The night started with journalist and radio personality Sway Calloway remembering his relationship with B.I.G. and introducing the official MCs of the night, Lil Kim and Lil Cease. “The first time I met Big was in the Bay Area,” Calloway recalled about his friendship with Big. In the early ’90s, Calloway started a promotion company called Streetwise which helped record labels expand their reach outside the New York City market. “When B.I.G. first came to the Bay area, we cradled your father, we protected your father, we fed your father a lot of food, CJ,” Calloway jokingly said during the Gala dinner. “And we took him all over Oakland, California… I took him to my grandmother’s house off of High Street. Big came to my grandmother’s house. At this time, he was just coming up… He was one of the most humble, successful people I’ve ever met.”
Lil Kim (in her first of two outfit changes during the night) and Lil Cease thank everyone for coming out and acknowledging Faith Evans and Lil Wayne, who couldn’t make it despite their efforts. “One thing about Lil Kim, she gonna ride for some B.I.G.,” she told the crowd as she remembered her mentor.
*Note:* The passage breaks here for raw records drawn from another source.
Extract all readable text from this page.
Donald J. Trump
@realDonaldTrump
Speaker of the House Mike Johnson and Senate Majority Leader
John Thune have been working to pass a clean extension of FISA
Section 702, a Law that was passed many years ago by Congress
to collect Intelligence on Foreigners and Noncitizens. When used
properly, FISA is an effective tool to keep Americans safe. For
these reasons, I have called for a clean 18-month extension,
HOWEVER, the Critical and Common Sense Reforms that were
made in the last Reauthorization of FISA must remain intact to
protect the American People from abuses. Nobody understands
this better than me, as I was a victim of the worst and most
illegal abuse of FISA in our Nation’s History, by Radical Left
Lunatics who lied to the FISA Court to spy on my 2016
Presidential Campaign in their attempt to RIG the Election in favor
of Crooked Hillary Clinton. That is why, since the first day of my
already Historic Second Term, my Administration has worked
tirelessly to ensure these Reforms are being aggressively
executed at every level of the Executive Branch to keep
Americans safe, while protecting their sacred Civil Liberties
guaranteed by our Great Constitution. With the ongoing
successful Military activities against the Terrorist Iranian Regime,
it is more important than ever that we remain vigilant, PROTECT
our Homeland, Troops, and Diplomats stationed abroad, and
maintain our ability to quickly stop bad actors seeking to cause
Kim also thanked journalist and event planner Alyi V for planning the party with such a tight turnaround. The event, sponsored by Pepsi and Lexus, also gave attendees a sneak peek of Lexus’ #LexusxFrankWhite ad starring Lil Cease and CJ Wallace.
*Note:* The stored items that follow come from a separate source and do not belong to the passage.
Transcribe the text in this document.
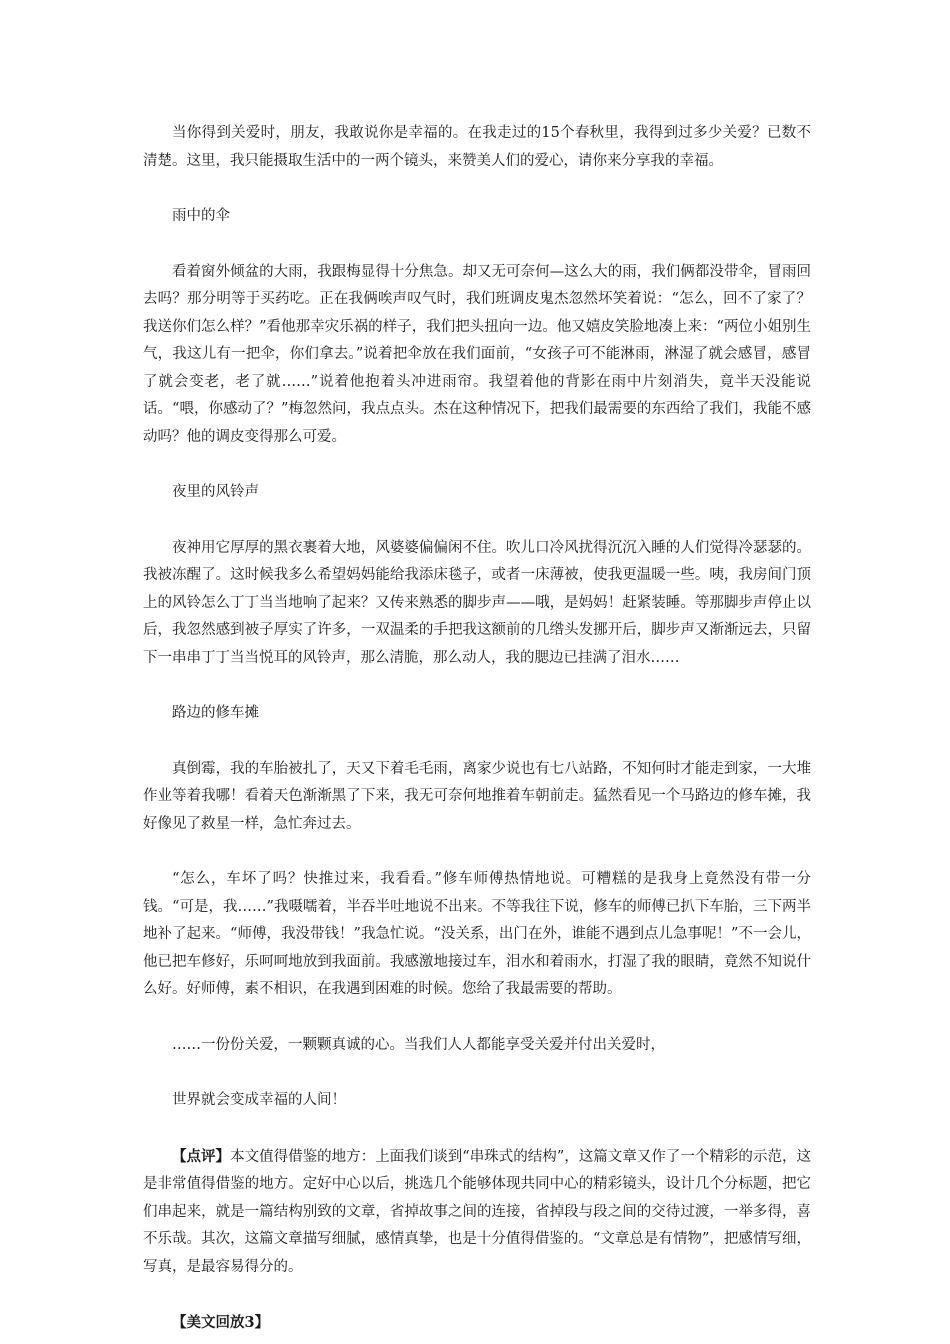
当你得到关爱时，朋友，我敢说你是幸福的。在我走过的15个春秋里，我得到过多少关爱？已数不清楚。这里，我只能摄取生活中的一两个镜头，来赞美人们的爱心，请你来分享我的幸福。

雨中的伞

看着窗外倾盆的大雨，我跟梅显得十分焦急。却又无可奈何—这么大的雨，我们俩都没带伞，冒雨回去吗？那分明等于买药吃。正在我俩唉声叹气时，我们班调皮鬼杰忽然坏笑着说：“怎么，回不了家了？我送你们怎么样？”看他那幸灾乐祸的样子，我们把头扭向一边。他又嬉皮笑脸地凑上来：“两位小姐别生气，我这儿有一把伞，你们拿去。”说着把伞放在我们面前，“女孩子可不能淋雨，淋湿了就会感冒，感冒了就会变老，老了就……”说着他抱着头冲进雨帘。我望着他的背影在雨中片刻消失，竟半天没能说话。“喂，你感动了？”梅忽然问，我点点头。杰在这种情况下，把我们最需要的东西给了我们，我能不感动吗？他的调皮变得那么可爱。

夜里的风铃声

夜神用它厚厚的黑衣裹着大地，风婆婆偏偏闲不住。吹儿口冷风扰得沉沉入睡的人们觉得冷瑟瑟的。我被冻醒了。这时候我多么希望妈妈能给我添床毯子，或者一床薄被，使我更温暖一些。咦，我房间门顶上的风铃怎么丁丁当当地响了起来？又传来熟悉的脚步声——哦，是妈妈！赶紧装睡。等那脚步声停止以后，我忽然感到被子厚实了许多，一双温柔的手把我这额前的几绺头发挪开后，脚步声又渐渐远去，只留下一串串丁丁当当悦耳的风铃声，那么清脆，那么动人，我的腮边已挂满了泪水……

路边的修车摊

真倒霉，我的车胎被扎了，天又下着毛毛雨，离家少说也有七八站路，不知何时才能走到家，一大堆作业等着我哪！看着天色渐渐黑了下来，我无可奈何地推着车朝前走。猛然看见一个马路边的修车摊，我好像见了救星一样，急忙奔过去。

“怎么，车坏了吗？快推过来，我看看。”修车师傅热情地说。可糟糕的是我身上竟然没有带一分钱。“可是，我……”我嗫嚅着，半吞半吐地说不出来。不等我往下说，修车的师傅已扒下车胎，三下两半地补了起来。“师傅，我没带钱！”我急忙说。“没关系，出门在外，谁能不遇到点儿急事呢！”不一会儿，他已把车修好，乐呵呵地放到我面前。我感激地接过车，泪水和着雨水，打湿了我的眼睛，竟然不知说什么好。好师傅，素不相识，在我遇到困难的时候。您给了我最需要的帮助。

……一份份关爱，一颗颗真诚的心。当我们人人都能享受关爱并付出关爱时，

世界就会变成幸福的人间！

【点评】本文值得借鉴的地方：上面我们谈到“串珠式的结构”，这篇文章又作了一个精彩的示范，这是非常值得借鉴的地方。定好中心以后，挑选几个能够体现共同中心的精彩镜头，设计几个分标题，把它们串起来，就是一篇结构别致的文章，省掉故事之间的连接，省掉段与段之间的交待过渡，一举多得，喜不乐哉。其次，这篇文章描写细腻，感情真挚，也是十分值得借鉴的。“文章总是有情物”，把感情写细，写真，是最容易得分的。

【美文回放3】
Then the musical portion of the night kicked off with a performance of Total’s “Can’t You See” from The Frank White Experience, a Notorious B.I.G. tribute band. Fat Joe performed “Big Poppa” along with Lil Cease.
“I probably listened to ‘Big Poppa’ 75 times in the last 48 hours to prepare for this,” Joe said after the performance. Cease kept the crowd’s energy high throughout the night thanks to his dancing, performing, and jokes (“I love you like a bag of weed, brother,” he jokingly told Sway after being introduced.) Mobb Deep’s surviving member and Biggie’s birthday twin, Havoc, performed “Last Days” and the remix of “Quiet Storm” with Lil Kim.
Throughout the night, Cease, Kim, The Frank White Experience and various loved ones of Big’s gathered on stage to perform classics like “All About The Benjamins,” “Hypnotized,” and more.
With it being Biggie’s 50th birthday and 25 years since the MC’s death, the night was described as bittersweet by many, including his son CJ Wallace, who was just five months old at the time of his father’s passing.
While the focus of the night was celebrating the 50th birthday of the late Frank White, the gala also had another theme, which was uplifting and pouring love into Big’s living legacy, his children, CJ and T’yanna Wallace. They were the king and queen of the evening as everyone that touched the stage and walked passed their table showed love, respect, and admiration for the entrepreneurs. T’yanna, Big’s firstborn, is running a highly successful boutique named Notoriouss Clothing. While CJ, founder of Frank White Co and Think BIG, is using his platform to advocate for equitable cannabis legalization, criminal justice reform, and economic reinvestment into communities most harmed by the “war on drugs.”
The family brought in Biggie’s birthday with Wallace performing his father’s iconic hit “One More Chance,” while a cake topped with a crown graced the stage. After midnight, everyone sang “Happy Birthday” and continued partying until 3 am, thanks to the afterparty at Brooklyn Chophouse’s newest location in Time Square, which is owned by music exec. Robert “Don Pooh” Cummins, who actually got his nickname from Biggie.
When we asked CJ what he wanted the history books to say about his father, he told VIBE, “He was an incredible creative that people use to study all types of individuals, not just people in the music industry. He was a different kind of individual. So I really think people can study his mind, the way thought… I’m still trying to understand the decisions that he made. There are so many books that can be written about this man. It’s crazy.”